Две комнаты мезонина занимает инженер Юртаев с женой Мариной Михайловной и пятилетним сыном Юркой, которого недавно бабушка увезла погостить к себе в Ленинград.

3

Юртаев тихо напевает:

— И поросло травой забвенья…

Но жена играет что-то совсем непохожее на то, о чём думает Юртаев. В её музыке столько торжествующей силы, что инженер сбивается и больше не пытается спеть то, о чём он подумал, глядя на тёмный пустой двор.

Он думал о дружбе, которая поросла травой забвенья.
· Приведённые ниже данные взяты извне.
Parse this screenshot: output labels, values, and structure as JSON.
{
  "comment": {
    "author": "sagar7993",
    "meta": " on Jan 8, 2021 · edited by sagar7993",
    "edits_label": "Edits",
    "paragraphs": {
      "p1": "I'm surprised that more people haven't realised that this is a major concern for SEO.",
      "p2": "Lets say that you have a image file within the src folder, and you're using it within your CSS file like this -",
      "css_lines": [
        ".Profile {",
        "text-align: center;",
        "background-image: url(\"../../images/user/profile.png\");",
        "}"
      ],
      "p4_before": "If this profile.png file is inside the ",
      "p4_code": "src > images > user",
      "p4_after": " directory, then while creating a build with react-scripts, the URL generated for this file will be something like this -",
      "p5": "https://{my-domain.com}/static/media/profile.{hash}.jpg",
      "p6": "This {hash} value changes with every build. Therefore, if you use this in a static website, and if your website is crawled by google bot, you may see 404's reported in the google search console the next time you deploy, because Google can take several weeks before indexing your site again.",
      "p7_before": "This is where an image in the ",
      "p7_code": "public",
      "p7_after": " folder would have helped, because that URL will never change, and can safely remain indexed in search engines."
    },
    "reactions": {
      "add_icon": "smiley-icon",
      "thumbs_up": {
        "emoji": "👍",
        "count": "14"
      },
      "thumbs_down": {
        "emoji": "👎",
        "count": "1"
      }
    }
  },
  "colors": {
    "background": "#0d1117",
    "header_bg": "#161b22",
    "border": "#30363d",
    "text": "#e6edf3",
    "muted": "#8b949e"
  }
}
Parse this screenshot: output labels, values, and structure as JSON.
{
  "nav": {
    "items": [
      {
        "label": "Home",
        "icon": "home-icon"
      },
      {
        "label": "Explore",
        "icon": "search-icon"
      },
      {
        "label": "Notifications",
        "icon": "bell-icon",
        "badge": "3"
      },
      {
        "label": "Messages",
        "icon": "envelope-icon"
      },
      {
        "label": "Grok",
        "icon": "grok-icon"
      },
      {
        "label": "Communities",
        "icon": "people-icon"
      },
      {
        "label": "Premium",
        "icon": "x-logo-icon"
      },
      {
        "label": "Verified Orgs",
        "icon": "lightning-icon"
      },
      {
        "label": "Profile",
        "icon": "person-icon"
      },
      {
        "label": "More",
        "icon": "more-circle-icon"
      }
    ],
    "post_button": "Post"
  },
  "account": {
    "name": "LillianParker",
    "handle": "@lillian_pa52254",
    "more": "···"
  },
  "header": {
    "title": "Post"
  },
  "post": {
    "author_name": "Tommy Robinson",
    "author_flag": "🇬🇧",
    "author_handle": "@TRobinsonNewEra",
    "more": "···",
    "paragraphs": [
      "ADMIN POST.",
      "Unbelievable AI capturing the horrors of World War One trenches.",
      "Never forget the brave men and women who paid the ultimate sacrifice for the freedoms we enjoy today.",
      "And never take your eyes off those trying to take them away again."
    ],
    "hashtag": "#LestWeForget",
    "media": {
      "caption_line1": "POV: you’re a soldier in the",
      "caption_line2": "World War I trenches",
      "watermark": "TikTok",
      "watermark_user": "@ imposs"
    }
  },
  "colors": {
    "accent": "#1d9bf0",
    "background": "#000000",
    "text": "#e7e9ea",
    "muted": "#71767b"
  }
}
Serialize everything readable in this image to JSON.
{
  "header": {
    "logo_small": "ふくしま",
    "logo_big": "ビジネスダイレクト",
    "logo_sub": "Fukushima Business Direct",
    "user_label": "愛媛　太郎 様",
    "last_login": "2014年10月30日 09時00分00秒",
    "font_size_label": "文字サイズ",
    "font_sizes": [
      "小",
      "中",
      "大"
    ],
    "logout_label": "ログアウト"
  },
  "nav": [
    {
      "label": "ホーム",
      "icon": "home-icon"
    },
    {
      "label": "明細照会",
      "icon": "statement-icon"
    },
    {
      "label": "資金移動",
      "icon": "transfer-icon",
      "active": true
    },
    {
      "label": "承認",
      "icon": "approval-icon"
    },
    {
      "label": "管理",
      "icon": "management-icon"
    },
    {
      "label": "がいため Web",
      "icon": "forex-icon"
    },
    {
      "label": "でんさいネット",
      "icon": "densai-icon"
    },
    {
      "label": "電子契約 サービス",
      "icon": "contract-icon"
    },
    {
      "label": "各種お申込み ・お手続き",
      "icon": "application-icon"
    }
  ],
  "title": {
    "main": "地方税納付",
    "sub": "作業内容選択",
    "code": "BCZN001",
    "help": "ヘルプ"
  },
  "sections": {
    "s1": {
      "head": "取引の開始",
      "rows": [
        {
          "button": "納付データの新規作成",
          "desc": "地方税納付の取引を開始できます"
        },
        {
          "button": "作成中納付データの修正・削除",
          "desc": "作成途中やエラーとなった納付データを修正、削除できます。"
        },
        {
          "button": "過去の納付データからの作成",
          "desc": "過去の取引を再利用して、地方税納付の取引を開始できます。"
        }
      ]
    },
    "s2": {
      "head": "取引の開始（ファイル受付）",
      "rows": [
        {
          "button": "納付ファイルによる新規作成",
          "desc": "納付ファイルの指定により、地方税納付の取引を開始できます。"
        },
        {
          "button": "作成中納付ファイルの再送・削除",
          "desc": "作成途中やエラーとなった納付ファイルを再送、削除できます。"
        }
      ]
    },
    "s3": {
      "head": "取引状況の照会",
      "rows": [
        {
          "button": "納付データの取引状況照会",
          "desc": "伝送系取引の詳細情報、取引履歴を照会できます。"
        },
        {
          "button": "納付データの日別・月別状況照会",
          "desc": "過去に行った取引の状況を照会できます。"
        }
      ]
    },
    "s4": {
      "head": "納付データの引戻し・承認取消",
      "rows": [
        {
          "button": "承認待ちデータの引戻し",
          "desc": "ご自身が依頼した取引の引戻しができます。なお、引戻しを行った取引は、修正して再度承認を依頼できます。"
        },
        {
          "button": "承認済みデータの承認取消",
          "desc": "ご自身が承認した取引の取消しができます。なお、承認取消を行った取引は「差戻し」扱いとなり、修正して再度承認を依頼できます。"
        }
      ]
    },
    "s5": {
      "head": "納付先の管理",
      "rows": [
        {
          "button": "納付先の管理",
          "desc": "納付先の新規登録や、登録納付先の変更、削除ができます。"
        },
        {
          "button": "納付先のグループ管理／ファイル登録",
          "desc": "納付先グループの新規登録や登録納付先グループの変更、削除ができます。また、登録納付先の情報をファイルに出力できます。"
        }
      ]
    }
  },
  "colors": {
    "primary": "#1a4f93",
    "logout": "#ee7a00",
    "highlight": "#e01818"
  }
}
Во время войны жила в мезонине дома — его все называли гурьевским — эвакуированная из Ленинграда оперная актриса с дочерью красой-девицей Мариночкой. И Олег Гурьев и Юртаев, тогда ещё мальчишки-подростки, дружно, как и всё, что они до тех пор делали, влюбились в неё. BiMeere провожали её, вдвоём рвали для неё сирень и, подсаживая один другого, потихоньку, чтобы никого не разбудить, складывали букеты на Маринином подоконнике.

Олег увлекался музыкой. Всё собирался отец купить ему баян, да так и не купил. А потом оказалось—баян не нужен. Открылся у Олега голос, мальчишески ломкий, но Мариночкина мать услыхала в нём то, что другие услышали только через много лет, и начала учить его. Кончилась война, актриса с Мариночкой возвращались в Ленинград, Олег уезжал с ними.

На вокзале Юртаев говорил заплаканной Мариночке:

— Ты увозишь с собой моё сердце.

Ему в то время шёл двадцатый год, он уже учился в институте, и ему казалось, что впервые с сотворения мира так красиво и необыкновенно объясняются в любвя. Ей это тоже казалось, и, задыхаясь от слёз, она ответила:

— Я всю жизнь буду помнить о тебе.

Но как-то через год Серафима Семёновна, мать Олега, похвасталась: «Олежка хочет на Мариночке жениться». И тут же Юртаев получил письмо: «Все против нас: Олег, мама, вся моя родня — знаешь, какая это сила. Мне трудно».

Юртаев поехал в Ленинград, женился на Мариночке против воли всей её родни и вернулся в свой город доучиваться. Марина Юртаева тоже продолжала занятия — в консерватории. Отец и мать Олега отвернулись от Юртаева. Вековая дружба дала трещину. Кроме того, Василий Васильевич никак не мог привыкнуть к мысли, что дружок его сына босоногий мальчишка Юртаев, окончив институт, сделался инженером, хозяином цеха, где он — старый рабочий — был мастером.

Инженер Юртаев с высоты своего балкона видит тёмный двор, слегка посеребрённый хрупким светом тоненького месяца, и в глубине двора открытую дверь гаража. Из гаража падает на двор четырехугольник яркого света, и на нём, как на ковре, сидит Кызымов, свесив с колен испачканные машинным маслом руки с пухлыми ладонями. Свет из гаража освещает его круглое и тоже будто смазанное маслом лицо, гладко бритую голову, жирные плечи и грудь, обтянутую красной майкой. Он сейчас похож на какого-то блестящего толстого восточного идола, восседающего в храме.